Baseline Characteristics

  • Only clinically significant between groups in this study was the initial temperature. 107 patients had initial temp of 36.5C in antibiotic group and 119 patients with 36.5C in no antibiotic group.
  • Mean age: 42.1
  • Sex:
    -Male:12/53
    -Female: 41/53
  • Smoking history:
    -Never: 15/41
    -Past: 18/41
    -Current: 8/41
  • Asthma:
    -No: 38/41
    -Yes: 3/41
  • Eczema:
    -No: 34/41
    -Yes: 7/41
  • Hay fever:
    -No: 36/44
    -Yes: 8/44
  • Sinusitis before:
    -No: 40/53
    -Yes: 38/44
  • Pus on infection:
    -No: 40/53
    -Yes: 13/53
  • Initial temp: 36.5 C
  • No. of days had symptoms: 7
  • Berg and Carenfelt criteria:
    -2: 35/49
    ->3: 14/49


Interventions

  • Patients in the antibiotic group were treated with a dose of 500 mg of amoxicillin 3 times per day for 7 days.
  • Patients in the steroid group were treated with a dose of 200 mcg of budesonide in each nostril once per day for 10 days.
  • Patients were asked to report their symptoms in symptom diaries that were returned after 14 days.
  • Indicators for clinical cure were the duration of symptoms and the severity of symptoms.


Outcomes

Comparisons are intensive therapy vs. standard therapy.

Primary Outcomes

  • Patients clinically cured at day 10.
       -Symptoms >10 days: 29 of 100 (29%) for amoxicillin vs 36 of 107 (33.6%) for no amoxicillin (AOR, 0.99; 95% CI, 0.57-1.73). 
       -Symptoms >10 days: 32 of 102 (31.4%) for topical budesonide vs 33 of 105 (31.4%) for no budesonide (AOR, 0.93; 95% CI, 0.54-1.62).
       -Amoxicillin vs placebo (hazard ratio for resolution, 1.08 [95% CI, 0.79-1.48]; P = .63) 
       -Budesonide vs placebo (hazard ratio, 1.05 [95% CI, 0.77-1.44]; P = .75).


Secondary Outcomes

  • Nasal steroids were significantly more effective in patients who had less severe symptoms when presented at the physician’s office.


Subgroup Analysis

  • There were no clinically relevant subgroups presented in the study that would have impacted the outcome.

Adverse Events

  • No adverse events or hospitalization were encountered in the study.


Criticisms

  • There was a low recruitment rate for the study.
  • Diagnostic criteria were strict and many patients initially screened failed to meet those criteria.
  • The study had limited power to detect any clinical effects of an antibiotic.

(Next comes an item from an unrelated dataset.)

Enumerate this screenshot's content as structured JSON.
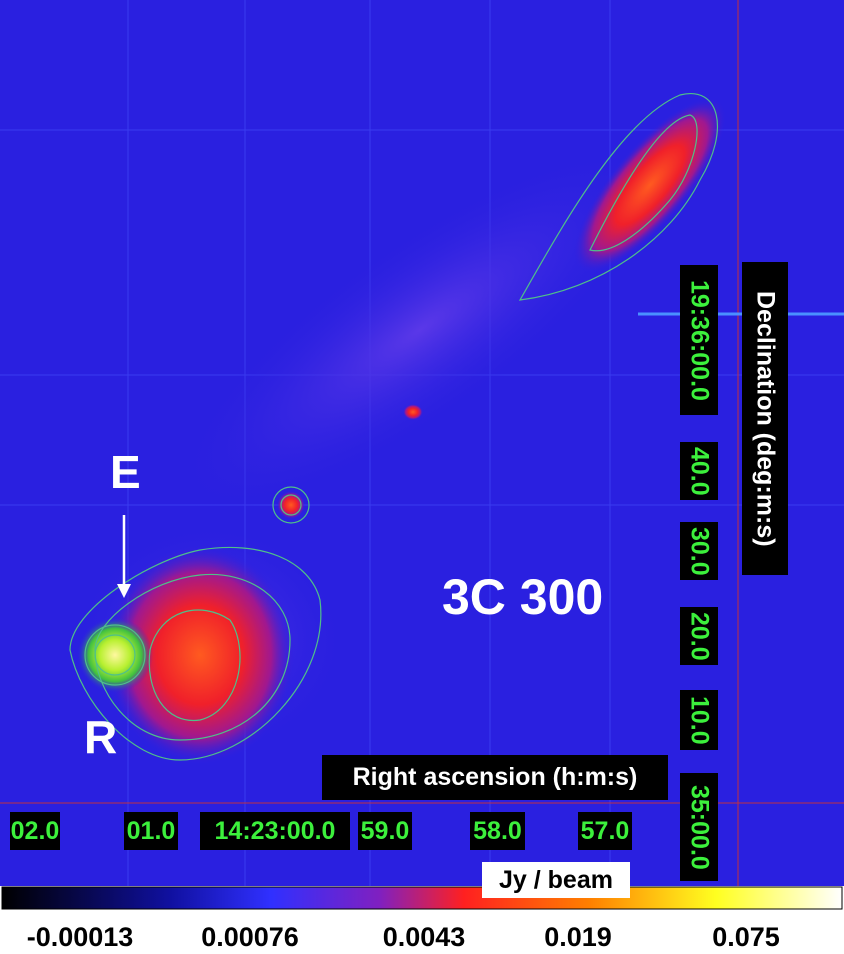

Minor improvements in symptoms were not included in the clinical analysis and, therefore, were not observed.
  • Excessive work pressure on busy family physicians posed an additional obstacle to recruitment for this study.
  • This study has limited external validity due to strict and highly specific exclusion criteria.


Funding

  • The study was funded and supported by the UK Department of Health.

Further Reading

1. Williamson I, Rumsby K, Benge S, Moore M, Smith P, Cross M et al. Antibiotics and Topical Nasal Steroid for Treatment of Acute Maxillary Sinusitis. JAMA. 2007;298(21):2487(1).